I already told you I want to keep this simple and summarized. None of the exquisite detail about the innards of the two-story Air France plane; then the transfer to a much smaller mode of air transportation, comforted only by a cheese sandwich and a lady’s elbow digging into my ribs with abandon. I don’t need to tell you about room selection, or staring wide-eyed into the eyes of strangers who would probably never know how truly hilarious I am, really. The cat’s pajamas. The bee’s knees. They would live their lives in the form of Facebook friends and phone numbers, with only the impression received from a traveling girl from Boston who is way too emotional because she hurts, damn it. She needs a break from philandering and phonies. She needs to find something somewhere, maybe in the sounds of fiddles or in the rainbow of fruit sitting fresh under market tents. She needs to get away. But this she doesn’t get to do. Everything is a reminder of home. Worry has hidden in her bag like contraband.
It is when she returns that she realizes how her trip to Europe has affected her. She has both changed and stayed amazingly similar: the problems she has sought to avoid return in bulk, but she stays calmer, she seems to smile more. She is energetic, aware of her journey as she clicks through photos. She really did have a great time. Look at her smile in that one. Look how blue that water is. Look at her float into the air, graceless but content. Look at her go.
And to think, it all started in Dublin.
In Ireland, she tries to fit in. She makes jokes too early. She gauges facial expressions in nose twitches and rolled eyes. She sits on a bus at one point, listens to the Irish accent and imitates it to herself, then to others. She cries to herself in St. Patrick’s Cathedral because she is in awe of the stained glass, the beauty of it. She stares at pages of the Book of Kells. She analyzes the typography (because she does that) and gazes in wonder at the colors, illuminations so bright despite their age. Later, she drinks too much Bulmer’s cider. She feels tipsy, but she is still sober enough to guide the drunken home. Once again she is Mama Bear. She is frustrated because she cannot seem to change.
She finds a place; they find a place: The Old Storehouse. She goes here most days in Dublin. She listens to music, sings along to songs Irish and English and American (see video below). She is happiest here and then later on Grafton Street, walking alone in search of pants she’d eventually bring back to the states, pants gray and to her, quite perfect. She pub crawls. She walks through a garden. She eats bangers and mash more than once.
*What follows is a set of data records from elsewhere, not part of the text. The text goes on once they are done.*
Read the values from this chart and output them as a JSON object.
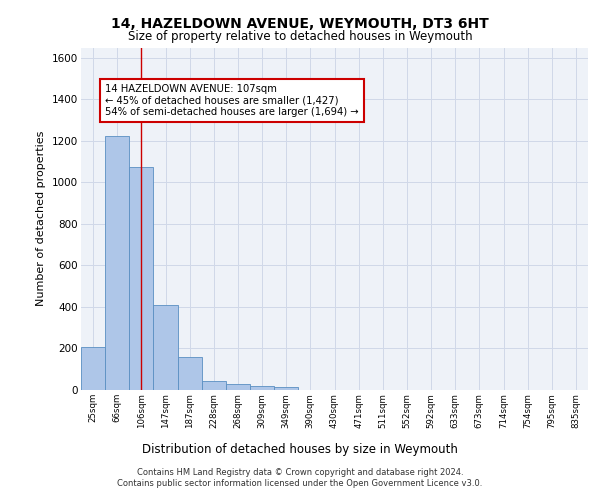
{
  "title": "14, HAZELDOWN AVENUE, WEYMOUTH, DT3 6HT",
  "subtitle": "Size of property relative to detached houses in Weymouth",
  "xlabel": "Distribution of detached houses by size in Weymouth",
  "ylabel": "Number of detached properties",
  "categories": [
    "25sqm",
    "66sqm",
    "106sqm",
    "147sqm",
    "187sqm",
    "228sqm",
    "268sqm",
    "309sqm",
    "349sqm",
    "390sqm",
    "430sqm",
    "471sqm",
    "511sqm",
    "552sqm",
    "592sqm",
    "633sqm",
    "673sqm",
    "714sqm",
    "754sqm",
    "795sqm",
    "835sqm"
  ],
  "values": [
    205,
    1225,
    1075,
    410,
    160,
    45,
    27,
    18,
    14,
    0,
    0,
    0,
    0,
    0,
    0,
    0,
    0,
    0,
    0,
    0,
    0
  ],
  "bar_color": "#aec6e8",
  "bar_edge_color": "#5a8fc2",
  "grid_color": "#d0d8e8",
  "background_color": "#eef2f8",
  "property_line_x": 2,
  "annotation_text": "14 HAZELDOWN AVENUE: 107sqm\n← 45% of detached houses are smaller (1,427)\n54% of semi-detached houses are larger (1,694) →",
  "annotation_box_color": "#ffffff",
  "annotation_box_edge_color": "#cc0000",
  "ylim": [
    0,
    1650
  ],
  "yticks": [
    0,
    200,
    400,
    600,
    800,
    1000,
    1200,
    1400,
    1600
  ],
  "footer_line1": "Contains HM Land Registry data © Crown copyright and database right 2024.",
  "footer_line2": "Contains public sector information licensed under the Open Government Licence v3.0."
}
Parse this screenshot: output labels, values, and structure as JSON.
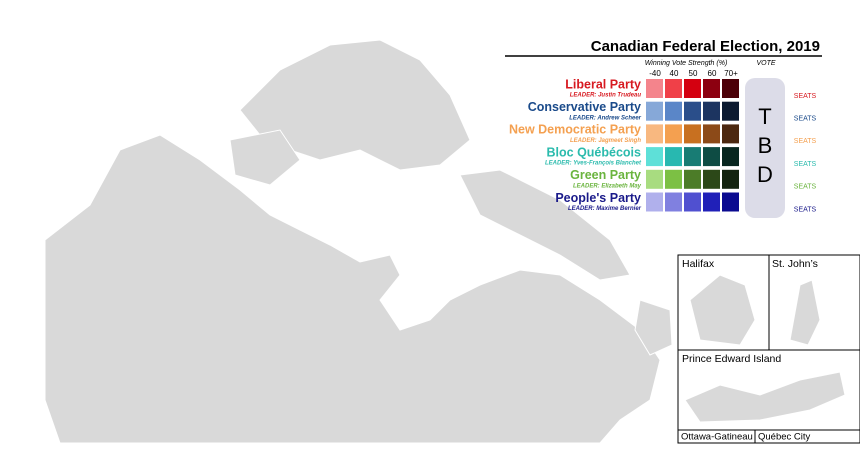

She will miss Dublin; she knows this.
In Wales, she climbs castle towers, holding on to rope railings until her palms burn. She ponders safety codes and the lawsuit epidemic in the U.S. In the evening she walks through a little town of Llangollen, her closest friend on the trip beside her (but she doesn’t know this yet). They walk through a graveyard, watching scouts rubbing gravestones. She returns to the hotel, finding herself, once again, too sober. She tries to eat a fisherman’s pie. She wonders later what a pie made out of fisherman should taste like. She laughs to herself about this and packs her bag.
|On a Castle in Wales
OK, OK. The third person is killing me, too. For what I wrote earlier, it seemed necessary. But I feel your pain. Let me give you my sum-up of England with just a little less panache, also because you’ve already heard a wee bit about it already.
Our first glimpse of England: Warwick Castle. We walked the grounds, Rachel and I (this is the girl/woman/lovely lady? mentioned earlier), our cameras snapping knights in shining armor (cue faint here), a semi-secret battle video room, birds of prey, a bunch of trees. While splendid, the castle also felt like a medieval theme park, you know, with a dungeon instead of a roller coaster.
We went to Stratford to see the house of my fave bard, Shakespeare. My best memory was the croissant with the asparagus and cheese.
In London, we danced and drank, and for the millionth time on this trip I tried to figure out whom to hang out with. While trying to ride solo worked for Han, in Europe you can’t really go out lasers a-blazing.
After that night, and probably because of the lack of sleep and constant go go go go go of the itinerary, I got sick. My throat felt like it was being punctured with toothpicks, so I stayed in most nights and drank tea (which was indeed readily available).
I don’t remember the exact order of events, but when I felt well enough to go out, I did. A small group and I went to Harrods for afternoon tea, visited Westminster Abbey and Big Ben. One of the nights we saw a musical, Blood Brothers, which revealed the English sense of humour (or lack thereof? Really, the whole thing was depressing.). On one of the free days I ventured off to meet a blogger friend, and he showed me Camden, one of the coolest marketplaces I’ve ever been to where I bought a handmade journal and a Banksy T-shirt. He also took me to Buckingham Palace.
I really loved London once I realized that sickness was skewing my judgment. I wished for an extra day. More vitamins. A better immune system. Riches. But it was time to move on. We had like, OMG, six more countries to visit.